Antonio Robles – Dos varas de medir la corrupción

En estas últimas horas estamos asistiendo a la cristalización de la corrupción sociológica: dos hechos idénticos, dos focos de corrupción idénticos son percibidos de forma completamente diferente por los ciudadanos que los han sufrido. ¿En función de qué? Del territorio donde viven.

Sabemos y detestamos la nula predisposición de los partidos a enfrentarse a su propia corrupción. Hasta nos han acostumbrado a aceptarlo como si fuera una fatalidad. Pero que sociedades enteras consientan, encubran, justifiquen, incluso glorifiquen a sus propios saqueadores convierte la obscenidad en patología.

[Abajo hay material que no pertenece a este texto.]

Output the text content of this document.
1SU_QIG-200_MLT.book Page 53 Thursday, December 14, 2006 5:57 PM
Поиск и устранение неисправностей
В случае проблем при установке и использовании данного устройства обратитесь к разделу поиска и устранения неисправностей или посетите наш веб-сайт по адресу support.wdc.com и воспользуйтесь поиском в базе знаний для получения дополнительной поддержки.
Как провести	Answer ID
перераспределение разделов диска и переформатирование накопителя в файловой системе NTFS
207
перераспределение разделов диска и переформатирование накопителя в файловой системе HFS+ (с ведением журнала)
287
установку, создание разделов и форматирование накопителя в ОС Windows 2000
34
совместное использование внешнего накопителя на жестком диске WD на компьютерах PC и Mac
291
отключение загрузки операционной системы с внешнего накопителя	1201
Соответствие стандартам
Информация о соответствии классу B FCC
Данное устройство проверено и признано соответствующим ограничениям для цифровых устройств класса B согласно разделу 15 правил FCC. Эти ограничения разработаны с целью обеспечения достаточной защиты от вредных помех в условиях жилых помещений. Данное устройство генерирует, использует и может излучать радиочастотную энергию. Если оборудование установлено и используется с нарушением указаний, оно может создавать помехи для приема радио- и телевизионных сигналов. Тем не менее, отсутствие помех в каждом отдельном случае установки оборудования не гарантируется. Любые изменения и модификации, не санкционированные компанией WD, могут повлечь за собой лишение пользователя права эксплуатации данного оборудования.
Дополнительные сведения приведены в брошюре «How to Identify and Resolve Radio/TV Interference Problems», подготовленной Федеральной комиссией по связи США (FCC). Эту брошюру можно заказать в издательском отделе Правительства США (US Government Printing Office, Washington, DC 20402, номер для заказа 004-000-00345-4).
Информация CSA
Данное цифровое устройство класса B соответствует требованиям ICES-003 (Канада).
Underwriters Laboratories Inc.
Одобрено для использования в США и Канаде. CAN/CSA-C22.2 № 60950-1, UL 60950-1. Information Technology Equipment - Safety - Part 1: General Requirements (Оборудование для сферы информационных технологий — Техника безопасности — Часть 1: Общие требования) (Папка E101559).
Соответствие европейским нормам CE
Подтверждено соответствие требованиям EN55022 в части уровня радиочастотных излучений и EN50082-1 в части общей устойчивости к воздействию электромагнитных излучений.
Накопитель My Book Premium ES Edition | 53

En los últimos tiempos algunos prebostes fundamentales de la construcción nacional de Cataluña, el juez extorsionador Pascual Estevill, nombrado vocal del Consejo General del Poder Judicial en 1994 por encargo de Jordi Pujol; el gestor de la cueva del Palau de la Música y sus 400 familias, Félix Millet; el mil veces consejero de los gobiernos de Pujol Macià Alavedra, o su mano derecha, Lluís Prenafeta, han confesado por fin que fueron unos chorizos redomados mientras ejercían su acción de gobierno. Da grima recordar cómo estos impresentables arremetían indignados en nombre de la cultura, la nación y la lengua catalanas cada vez que les recordábamos sus excesos en la construcción nacional.